Affinnova’s Flavor Innovation study shows how marketers can increase trial for new food products by optimizing their ‘anticipated taste’ with consumers.
Affinnova found that consumer perceptions of flavors are highly flexible; flavors which at first sound uninteresting become more tempting when combined with other ingredients. Additionally, some brands own certain flavors in the minds of consumers, allowing them to capitalize on food innovations other brands could never pull off.
What you will learn:
- Flavor combinations can fuel breakthrough products: While individual ingredients may have limited appeal, when paired with others flavors the potential for a breakthrough grows exponentially.
- “Flavor Focused” line extensions drive growth: Launching food line extensions come with the risk of cannibalizing sales for existing products. But, products with aggressive flavors can create enough differentiation to attract new consumers.

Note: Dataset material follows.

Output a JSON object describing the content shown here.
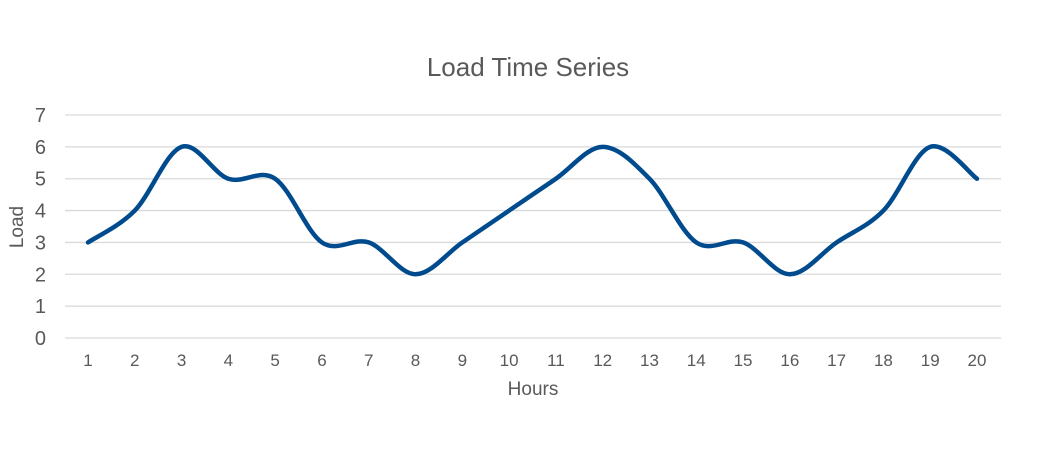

- “Local flavors” not what locals want: Consumers are intrigued by flavors that are not widely-ingrained in their local heritage.

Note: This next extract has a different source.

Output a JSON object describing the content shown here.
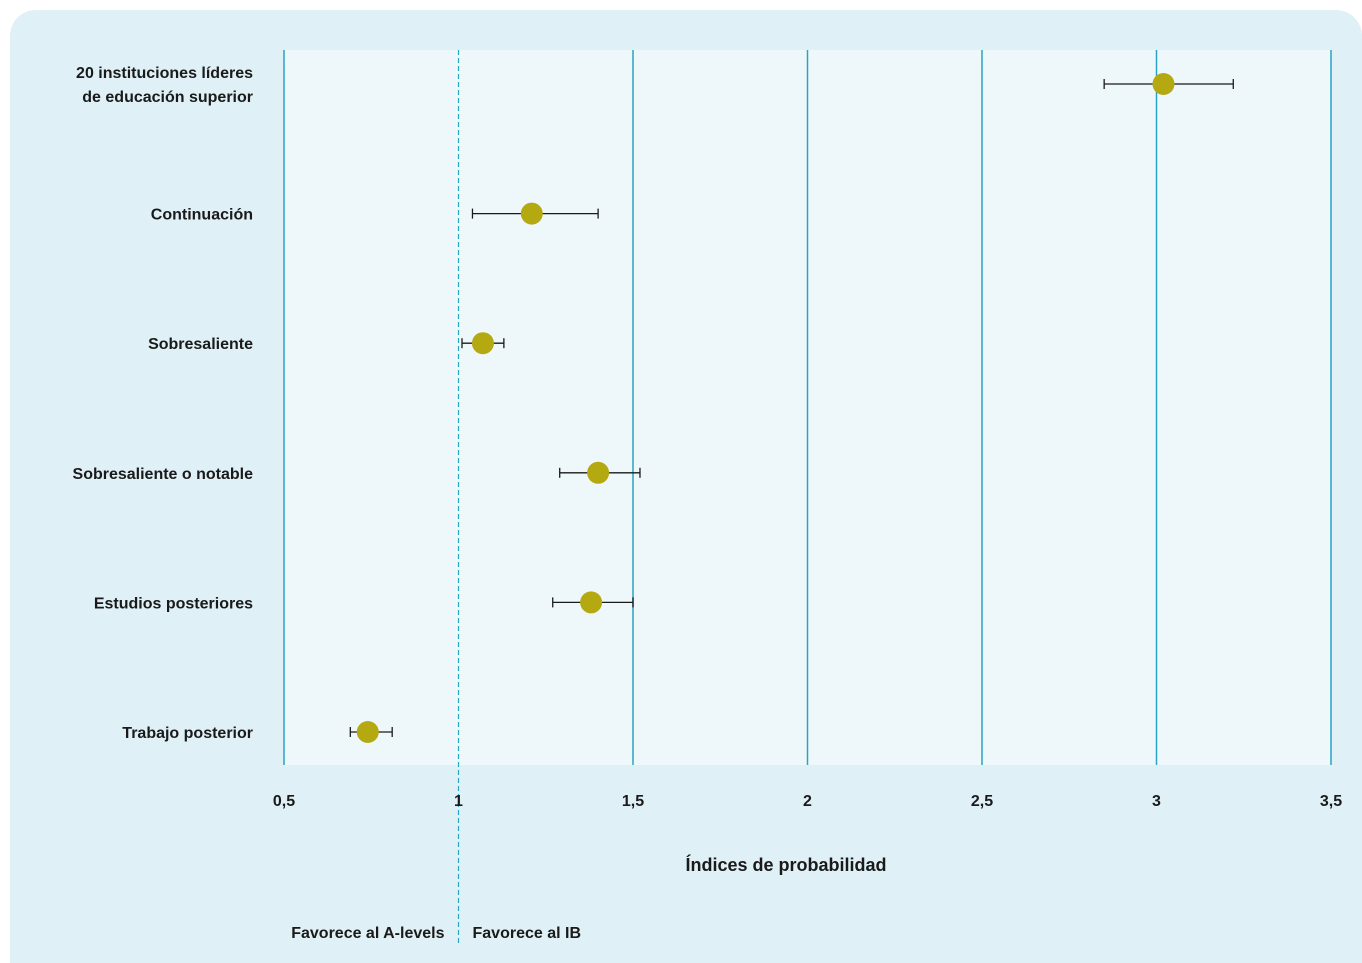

- Certain brands own certain flavors: Not all brands can own and offer a flavor combination with equal success.
"For food manufacturers and restaurants, it’s critical to maximize the taste promise or anticipated taste to increase the sales of new products. When customers see an appealing flavor proposition they’re likely to try it. But based on first year sales numbers for new food products in 2012, few companies have mastered the art of anticipated taste."